Mais l’heure triomphale, amoureuse et lointaine,
N’est pas encor venue au-devant de tes pas,
Et l’écho doux qui vibre au chaste nom d’Hélène
Le répète à mi-voix et le redit tout bas ;

Le bruit des boucliers et le fracas des armes
Sommeille en l’avenir peut-être au loin grondant ;
Et la rosée encor pleure les seules larmes
Dont se mouillent ta joue et tes lèvres d’enfant.

Le murmure de l’eau fidèlement furtive
Berce ta solitude et charme ton repos,
Et les cygnes amis de l’onde et de la rive
Troublent seuls le sommeil des nénufars mi-clos.

Les oiseaux familiers, lorsque tu les appelles,
Accourent à ta voix et viennent jusqu’au bord
Enlacer de leurs cols et frôler de leurs ailes
La grâce de ton geste et l’attrait de ton corps.

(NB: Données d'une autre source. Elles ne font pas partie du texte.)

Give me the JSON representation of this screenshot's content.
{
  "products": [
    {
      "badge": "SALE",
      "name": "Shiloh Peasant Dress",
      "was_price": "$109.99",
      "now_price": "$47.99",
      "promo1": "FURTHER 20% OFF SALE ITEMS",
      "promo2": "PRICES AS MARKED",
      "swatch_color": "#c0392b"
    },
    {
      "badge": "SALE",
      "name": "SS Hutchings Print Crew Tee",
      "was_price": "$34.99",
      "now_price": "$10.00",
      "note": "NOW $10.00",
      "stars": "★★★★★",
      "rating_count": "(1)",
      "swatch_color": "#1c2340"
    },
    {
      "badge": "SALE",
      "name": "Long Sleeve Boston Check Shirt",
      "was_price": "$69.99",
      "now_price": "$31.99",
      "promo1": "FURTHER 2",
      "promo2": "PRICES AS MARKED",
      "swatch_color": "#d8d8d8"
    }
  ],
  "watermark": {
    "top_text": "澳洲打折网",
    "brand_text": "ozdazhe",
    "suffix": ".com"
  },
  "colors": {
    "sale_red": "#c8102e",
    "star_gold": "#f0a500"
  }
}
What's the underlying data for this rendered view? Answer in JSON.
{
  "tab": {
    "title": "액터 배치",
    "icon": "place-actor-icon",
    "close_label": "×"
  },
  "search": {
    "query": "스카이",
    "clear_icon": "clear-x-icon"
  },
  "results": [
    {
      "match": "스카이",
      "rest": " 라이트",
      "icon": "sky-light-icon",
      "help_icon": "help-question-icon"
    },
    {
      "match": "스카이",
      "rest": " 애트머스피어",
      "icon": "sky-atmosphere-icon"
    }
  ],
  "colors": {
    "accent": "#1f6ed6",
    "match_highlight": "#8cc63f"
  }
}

Ils semblent saluer en ta beauté divine
Le souvenir, déjà fabuleux et lointain,
De celle qui pressa sur sa blanche poitrine
L’un d’eux plus éclatant qui jadis fut divin.

C’est pourquoi, si tu viens vers la berge de l’anse,
Les blancs oiseaux sacrés s’empressent près de toi
Et la troupe orgueilleuse et flexible s’avance
En suivant le premier qui de loin t’aperçoit.

Regarde-le, fendant de sa gorge renflée
L’eau qu’il coupe, divise, et pousse devant lui ;
Regarde. Il vient vers toi avec sa proue ailée
Le vaisseau de demain, cygne encore aujourd’hui.